If an officer could not explain to a physician hired by the Department why s/he had tested positive (for cocaine there was virtually no explanation that would be accepted, since it is rarely utilized by physicians and other “caine” drugs, such as xylocaine or lidocaine, do not trigger cocaine positives), the officer was faced with the choice of termination or a 45-day suspension, mandatory drug counseling, and years of random urinalysis.  A second positive, either in a urine test or another hair test, resulted in termination.

From 1999 through 2006, approximately 90 officers tested positive for illegal drugs, most for cocaine.  Many accepted the 45-day suspensions and continued their careers.  Some accepted the suspensions and were later terminated for a second positive test.  Some, including 7 of the 10 officers involved in this case, refused to accept the suspensions for something they insisted they did not do and were terminated.
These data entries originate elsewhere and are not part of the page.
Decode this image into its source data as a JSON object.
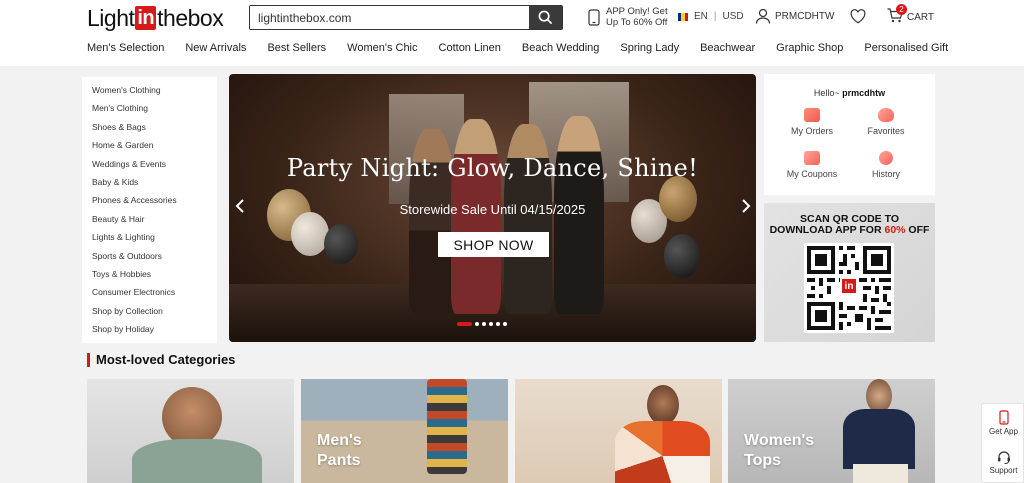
{
  "header": {
    "logo": {
      "pre": "Light",
      "mid": "in",
      "post": "thebox"
    },
    "search": {
      "value": "lightinthebox.com",
      "placeholder": ""
    },
    "app_promo": {
      "line1": "APP Only! Get",
      "line2": "Up To 60% Off"
    },
    "language": "EN",
    "currency": "USD",
    "username": "PRMCDHTW",
    "cart_label": "CART",
    "cart_count": "2"
  },
  "nav": [
    "Men's Selection",
    "New Arrivals",
    "Best Sellers",
    "Women's Chic",
    "Cotton Linen",
    "Beach Wedding",
    "Spring Lady",
    "Beachwear",
    "Graphic Shop",
    "Personalised Gift"
  ],
  "categories": [
    "Women's Clothing",
    "Men's Clothing",
    "Shoes & Bags",
    "Home & Garden",
    "Weddings & Events",
    "Baby & Kids",
    "Phones & Accessories",
    "Beauty & Hair",
    "Lights & Lighting",
    "Sports & Outdoors",
    "Toys & Hobbies",
    "Consumer Electronics",
    "Shop by Collection",
    "Shop by Holiday"
  ],
  "banner": {
    "title": "Party Night: Glow, Dance, Shine!",
    "subtitle": "Storewide Sale Until 04/15/2025",
    "cta": "SHOP NOW",
    "slide_count": 6,
    "active_slide": 1
  },
  "account_panel": {
    "greeting": "Hello~",
    "username": "prmcdhtw",
    "links": [
      {
        "label": "My Orders",
        "icon": "orders-icon"
      },
      {
        "label": "Favorites",
        "icon": "heart-icon"
      },
      {
        "label": "My Coupons",
        "icon": "coupon-icon"
      },
      {
        "label": "History",
        "icon": "clock-icon"
      }
    ]
  },
  "qr_panel": {
    "line1": "SCAN QR CODE TO",
    "line2_pre": "DOWNLOAD APP FOR ",
    "line2_highlight": "60%",
    "line2_post": " OFF",
    "badge": "in"
  },
  "most_loved": {
    "title": "Most-loved Categories",
    "tiles": [
      {
        "caption_line1": "",
        "caption_line2": ""
      },
      {
        "caption_line1": "Men's",
        "caption_line2": "Pants"
      },
      {
        "caption_line1": "",
        "caption_line2": ""
      },
      {
        "caption_line1": "Women's",
        "caption_line2": "Tops"
      }
    ]
  },
  "float_side": {
    "app": "Get App",
    "support": "Support"
  },
  "colors": {
    "brand": "#d61a1a",
    "dark": "#3a3a3a"
  }
}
A key problem with hair testing that had only begun to emerge when BPD began this program is that hair absorbs certain substances, in particular cocaine, not just from internal consumption but also from external exposure.  While companies such as Psychemedics have developed elaborate laboratory procedures and mathematical formulae to eliminate the effects of external exposure, because the quantities at issue are so infinitesimal, there has yet to develop a scientific verification of their efficacy.  In other words, a positive hair test for cocaine can indicate external, atmospheric exposure, not necessarily ingestion.  The quantities being measured are on the scale of measuring one second over a period of 27 years.  In these quantities, scientific studies have shown measurable levels of cocaine in 92% of U.S. paper currency in five Ohio cities and on the school desks of elementary school children in both urban and suburban schools in the Washington D.C. area.

The BPPA’s initial attempts at challenging these decisions were largely unsuccessful.  Various arbitrators rejected challenges to the Psychemedics testing methodologies, including the use of the lowered standards for the “safety net test.”  But in 2003, in a decision written by former Commissioner Daniel Henderson, the Civil Service Commission overturned the discharge of an officer who refused to accept the 45-day suspension after Psychemedics claimed that his hair test positively confirmed that he had ingested cocaine.  Although the case was reversed and remanded in 2004 by a Superior Court judge on procedural grounds, several of Commissioner Henderson’s holdings proved prophetic, including the lowered safety net standard and the lack of acceptance in the scientific community for hair testing as the sole determinant of illegal drug ingestion.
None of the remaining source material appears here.